Zitat von sysopAPDas Morden in Syrien muss ein Ende haben: 50 Intellektuelle und Politiker aus aller Welt haben den Uno-Sicherheitsrat zum gemeinsamen Handeln aufgerufen - unter den Unterzeichnern sind auch Richard von Weizsäcker und Jürgen Habermas. Der Appell richtet sich insbesondere an Russland. http://www.spiegel.de/politik/ausland/0,1518,820688,00.html
Was erwartet man eigentlich? Eine Gruppe von Regime-Gegner muss sich schlussendlich nur bewaffnen, obwohl klar ist, dass sie alleine keinen Erfolg haben werden.
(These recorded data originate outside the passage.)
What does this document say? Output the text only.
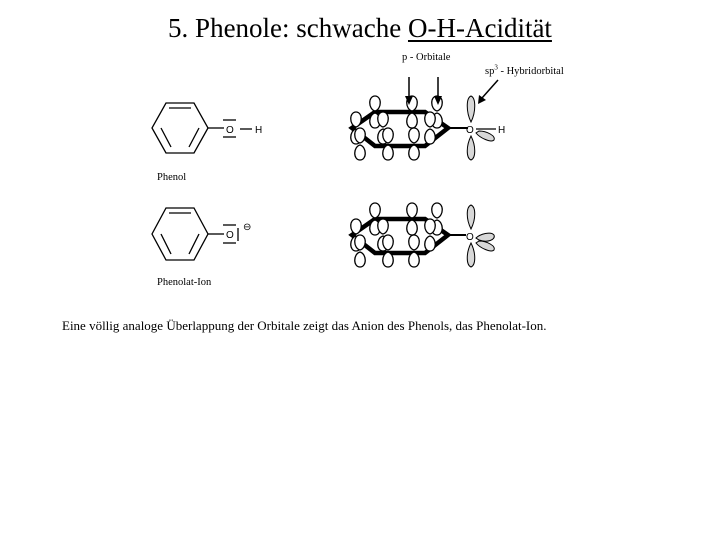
5. Phenole: schwache O-H-Acidität
O H
O
⊖
O H
O
p - Orbitale
$sp^3$ - Hybridorbital
Phenol
Phenolat-Ion
Eine völlig analoge Überlappung der Orbitale zeigt das Anion des Phenols, das Phenolat-Ion.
Und wenn sie genügend lange den bewaffneten Widerstand durchhalten, indem vielleicht noch verfeindete Staaten Geld und Waffen liefern, soll die Weltgemeinschaft für diese Kräfte das Regime stürzten? Hiesse das nun, dass auch die Schiiten in Saudi Arabien und Bahrain nur vom Iran bewaffnet werden müssten damit ihre Proteste für mehr Freiheit eskalieren würden und anschliessen wird die Weltgemeinschaft König Saud und Konsorten absetzten? OK, das Mit Saudi Arabien scheint Hoffnungslos da die Familie Saud die besten Freunde der USA sind. Aber wollen wir es wirklich zulassen, dass es für Revolutionäre erstrebenswert erscheint auf Gewalt zu setzten damit der Westen für sie die Revolution erledigt. Mit all den Nachteilen die daraus erwachsen.